Les voyages dans l'espace influencent le fonctionnement du cerveau

Des scientifiques de l'Université d'Anvers et de l'Université de Liège ont découvert comment le cerveau humain change et s'adapte à l'apesanteur, après un séjour de six mois dans l'espace. Certains de ces changements se sont avérés durables, même après huit mois de retour sur Terre. Raphaël Liégeois, qui sera bientôt le troisième Belge dans l'espace, reconnaît l'importance de cette recherche, « pour préparer la nouvelle génération d'astronautes à des missions plus longues. »

Un enfant qui apprend à ne pas laisser tomber son verre sur le sol ou un joueur de tennis qui prédit la trajectoire d'une balle pour la frapper avec précision sont des exemples de la manière dont le cerveau intègre les lois physiques de la gravité pour fonctionner de manière optimale sur Terre. Les astronautes qui vont dans l'espace résident dans un environnement en apesanteur, où les règles du cerveau concernant la gravité ne sont plus applicables. Une nouvelle étude sur le fonctionnement du cerveau des cosmonautes a révélé comment l'organisation du cerveau est modifiée après une mission de six mois dans la Station spatiale internationale (ISS), démontrant l'adaptation nécessaire pour vivre en apesanteur.

L'Université d'Anvers a dirigé ce projet scientifique BRAIN-DTI par l'intermédiaire de l'Agence spatiale européenne. Des données d'imagerie par résonance magnétique (IRM) ont été prélevées sur le cerveau de 14 astronautes avant et plusieurs fois après leur mission dans l'espace. À l'aide d'une technique d'IRM spéciale, les chercheurs ont recueilli les données cérébrales des astronautes en état de repos, c'est-à-dire sans qu'ils aient à effectuer une tâche spécifique.

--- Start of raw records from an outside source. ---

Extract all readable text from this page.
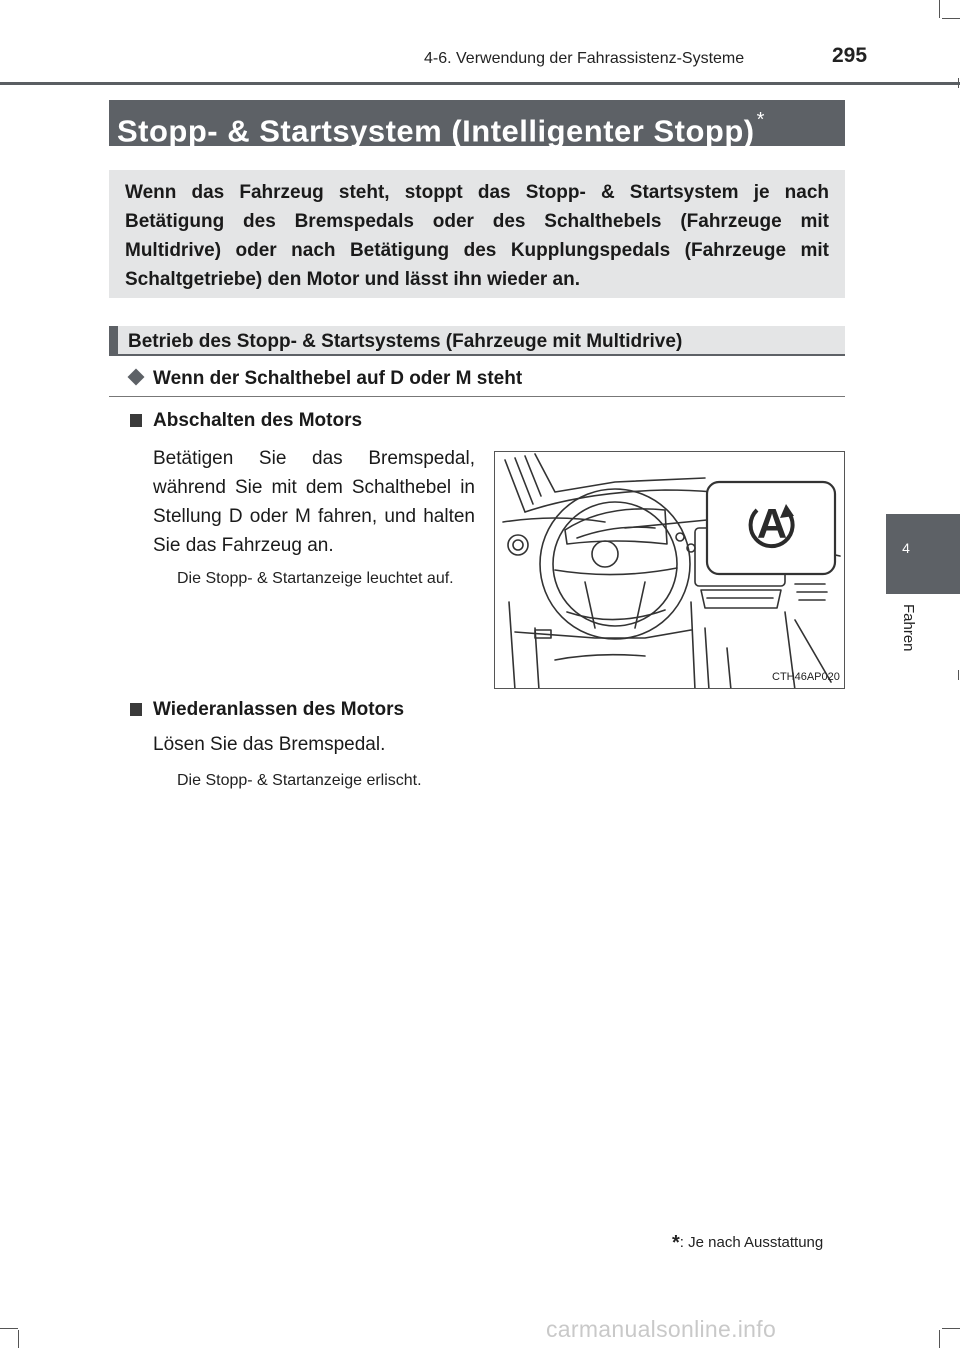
4-6. Verwendung der Fahrassistenz-Systeme	295
4
Fahren
Stopp- & Startsystem (Intelligenter Stopp) *

Wenn das Fahrzeug steht, stoppt das Stopp- & Startsystem je nach Betätigung des Bremspedals oder des Schalthebels (Fahrzeuge mit Multidrive) oder nach Betätigung des Kupplungspedals (Fahrzeuge mit Schaltgetriebe) den Motor und lässt ihn wieder an.

Betrieb des Stopp- & Startsystems (Fahrzeuge mit Multidrive)
Wenn der Schalthebel auf D oder M steht
Abschalten des Motors

Betätigen Sie das Bremspedal, während Sie mit dem Schalthebel in Stellung D oder M fahren, und halten Sie das Fahrzeug an.

Die Stopp- & Startanzeige leuchtet auf.

A
CTH46AP020
Wiederanlassen des Motors

Lösen Sie das Bremspedal.

Die Stopp- & Startanzeige erlischt.

*: Je nach Ausstattung
carmanualsonline.info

Cette technique d'IRM fonctionnelle à l'état de repos a permis aux chercheurs d'étudier l'état par défaut du cerveau et de déterminer si celui-ci change ou non après un vol spatial de longue durée.

Effet d'apprentissage

En collaboration avec l'Université de Liège, de récentes analyses de l'activité cérébrale au repos ont révélé comment la connectivité fonctionnelle, un marqueur de la corrélation entre l'activité de certaines zones du cerveau et l'activité d'autres zones, change dans des régions spécifiques.

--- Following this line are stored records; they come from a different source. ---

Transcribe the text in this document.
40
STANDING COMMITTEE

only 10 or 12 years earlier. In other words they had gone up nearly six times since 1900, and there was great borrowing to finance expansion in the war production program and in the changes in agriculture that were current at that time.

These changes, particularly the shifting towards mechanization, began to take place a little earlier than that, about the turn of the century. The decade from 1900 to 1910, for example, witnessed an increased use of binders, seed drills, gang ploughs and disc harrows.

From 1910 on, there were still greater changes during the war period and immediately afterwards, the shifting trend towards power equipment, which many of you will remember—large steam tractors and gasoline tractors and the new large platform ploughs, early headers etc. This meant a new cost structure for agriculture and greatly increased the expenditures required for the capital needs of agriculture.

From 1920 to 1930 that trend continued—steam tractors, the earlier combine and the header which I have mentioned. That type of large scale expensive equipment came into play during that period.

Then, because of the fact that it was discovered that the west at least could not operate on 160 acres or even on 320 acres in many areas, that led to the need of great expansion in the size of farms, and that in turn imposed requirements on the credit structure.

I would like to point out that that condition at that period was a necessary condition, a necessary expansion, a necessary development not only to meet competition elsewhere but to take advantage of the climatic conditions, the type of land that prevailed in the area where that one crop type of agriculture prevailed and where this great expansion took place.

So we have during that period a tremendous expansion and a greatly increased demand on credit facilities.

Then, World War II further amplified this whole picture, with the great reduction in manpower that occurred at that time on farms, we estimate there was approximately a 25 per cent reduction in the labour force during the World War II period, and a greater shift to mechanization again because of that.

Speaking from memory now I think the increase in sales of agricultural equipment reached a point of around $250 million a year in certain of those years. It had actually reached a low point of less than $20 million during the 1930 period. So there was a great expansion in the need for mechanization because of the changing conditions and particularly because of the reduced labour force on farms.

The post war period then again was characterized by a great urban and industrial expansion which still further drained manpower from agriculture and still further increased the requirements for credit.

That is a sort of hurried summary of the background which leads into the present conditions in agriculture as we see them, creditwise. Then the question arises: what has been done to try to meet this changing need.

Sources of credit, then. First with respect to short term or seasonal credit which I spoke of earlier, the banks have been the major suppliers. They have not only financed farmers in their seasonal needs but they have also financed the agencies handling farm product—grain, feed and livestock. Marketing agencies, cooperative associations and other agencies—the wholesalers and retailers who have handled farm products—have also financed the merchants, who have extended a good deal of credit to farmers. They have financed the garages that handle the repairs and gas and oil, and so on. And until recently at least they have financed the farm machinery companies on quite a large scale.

« Nous avons constaté que la connectivité était altérée après un vol spatial dans les régions qui favorisent l'intégration de différents types d'informations, plutôt que de traiter un seul type à chaque fois, comme les informations visuelles, auditives ou relatives aux mouvements, expliquent Steven Jillings et Floris Wuyts (Université d'Anvers). De plus, nous avons constaté que certains de ces schémas de communication modifiés étaient conservés tout au long des huit mois de retour sur Terre. Dans le même temps, certains changements cérébraux sont revenus au niveau de fonctionnement des zones avant la mission spatiale. »

Les deux scénarios de changements sont plausibles : les changements conservés dans la communication cérébrale peuvent indiquer un effet d'apprentissage, tandis que les changements transitoires peuvent indiquer une adaptation plus aiguë à des niveaux de gravité différents.

« Cet ensemble de données est aussi spécial que leurs participants eux-mêmes. En 2016, nous avons été historiquement les premiers à montrer comment les vols spatiaux peuvent affecter les fonctions cérébrales d'un seul cosmonaute. Quelques années plus tard, nous sommes maintenant dans une position unique pour étudier le cerveau de plus d'astronautes, à plusieurs reprises. Ainsi, nous déchiffrons le potentiel du cerveau humain avec d'autant plus de confiance », déclare le Dr Athena Demertzi (Institut GIGA, Université de Liège), co-superviseur de ce travail.

Nouvelle génération d'astronautes

« Comprendre les changements physiologiques et comportementaux déclenchés par l'apesanteur est essentiel pour planifier l'exploration spatiale humaine. Par conséquent, la cartographie des changements des fonctions cérébrales à l'aide de techniques de neuro-imagerie, comme cela a été fait dans ce travail, est une étape importante pour préparer la nouvelle génération d'astronautes à des missions plus longues », commente Raphaël Liégeois, docteur en sciences de l'ingénieur (ULiège) avec une thèse dans le domaine des neurosciences, futur astronaute de l'ESA.

Les chercheurs sont enthousiasmés par ces résultats, même s'ils savent qu'il ne s'agit que d'une première étape dans l'approfondissement de notre compréhension des modifications de la communication cérébrale après un voyage dans l'espace. Par exemple, nous devons encore étudier les conséquences comportementales exactes de ces modifications de la communication cérébrale, nous devons comprendre si un séjour prolongé dans l'espace peut influencer ces observations et si les caractéristiques du cerveau peuvent être utiles pour sélectionner les futurs astronautes ou les surveiller pendant et après un voyage dans l'espace.